How do you remove a cluster that is no-longer used?

  • Use pg_lsclusters to get the details about the clusters and note the data directory and log file for those clusters.

  • Use pg_ctlcluster <version> <cluster> stop to stop the cluster.

  • Remove the data folder and optionally the log file.

  • Finally remove the data and config. The data folder should be /var/lib/postgres/data/<version>/<cluster> but check the output of pg_lsclusters to be sure of this. The config for the cluster: All clusters will have their own config folder in

Why did you get multiple clusters if you never asked for them?

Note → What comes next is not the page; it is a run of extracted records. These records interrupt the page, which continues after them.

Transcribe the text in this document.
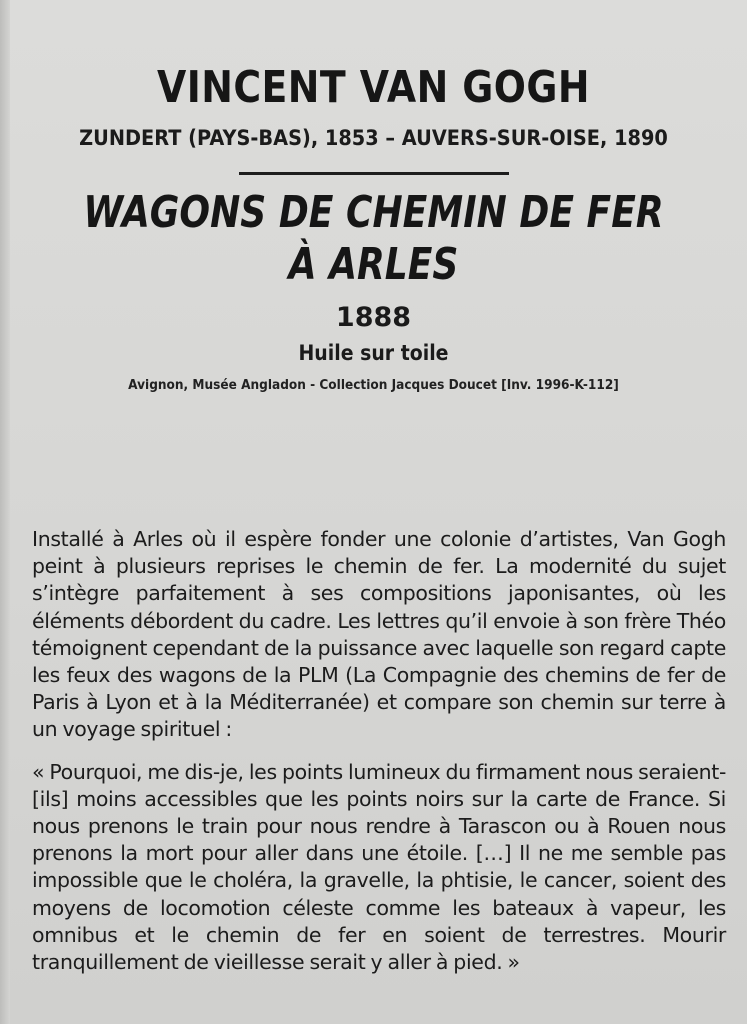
VINCENT VAN GOGH
ZUNDERT (PAYS-BAS), 1853 – AUVERS-SUR-OISE, 1890
WAGONS DE CHEMIN DE FER
À ARLES
1888
Huile sur toile
Avignon, Musée Angladon - Collection Jacques Doucet [Inv. 1996-K-112]

Installé à Arles où il espère fonder une colonie d’artistes, Van Gogh peint à plusieurs reprises le chemin de fer. La modernité du sujet s’intègre parfaitement à ses compositions japonisantes, où les éléments débordent du cadre. Les lettres qu’il envoie à son frère Théo témoignent cependant de la puissance avec laquelle son regard capte les feux des wagons de la PLM (La Compagnie des chemins de fer de Paris à Lyon et à la Méditerranée) et compare son chemin sur terre à un voyage spirituel :

« Pourquoi, me dis-je, les points lumineux du firmament nous seraient-[ils] moins accessibles que les points noirs sur la carte de France. Si nous prenons le train pour nous rendre à Tarascon ou à Rouen nous prenons la mort pour aller dans une étoile. […] Il ne me semble pas impossible que le choléra, la gravelle, la phtisie, le cancer, soient des moyens de locomotion céleste comme les bateaux à vapeur, les omnibus et le chemin de fer en soient de terrestres. Mourir tranquillement de vieillesse serait y aller à pied. »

Usually you have to specifically request a cluster to be created to get a new one. The only exception to this is when you upgrade a cluster, it will effectively create a new one and leave the old one in place.

  • Thanks for the iformantion.. I'm still processing it; but its all very handy. I ran the following command to get a list of installed packages: dpkg --get-selections and this is what I found listed for postgresql: postgres91 install postgresql install postgresql-9.1 install postgresql-client install postgresql-client-9.1 install postgresql-client-common install postgresql-common install Surely I don't need all of these packages, I feel removing them all and starting over. What do you think?
    – Guided33
    May 30 '12 at 15:08
  • 1
    If I do a dpkg --list | grep postgres, I get a list showing postgresql postgresql-9.1 postgresql-client-9.1 postgresql-client-common postgresql-common ... These are all fine. postgresql is the main one and the others are the parts that make it up. I've not see one called postgres91. May 30 '12 at 15:22
  • 1
    Ok. I uninstalled all of my postgres packages, including the postgre91. I also went in to my rails application and uninstalled the pg gem. The pg gem, I believed had a dependency on my having postgres installed locally. But when I ran attempted to reinstall the gem it installed itself just fine(with native extensions). Any idea how this occurred? When I initially tried to install this gem it required me to get postgres, and I am trying to re-create that state.
    – Guided33
    May 30 '12 at 17:14
  • 1
    I'm afraid that's outside my scope of knowledge. May 31 '12 at 10:17
  • This was REEEAAAAALLY helpful. Thank you!
    – umbe1987
    Apr 17 '20 at 9:22

You can use dpkg -S to see which package a given directory belongs to. This would have let you see if the directories belonged to different packages.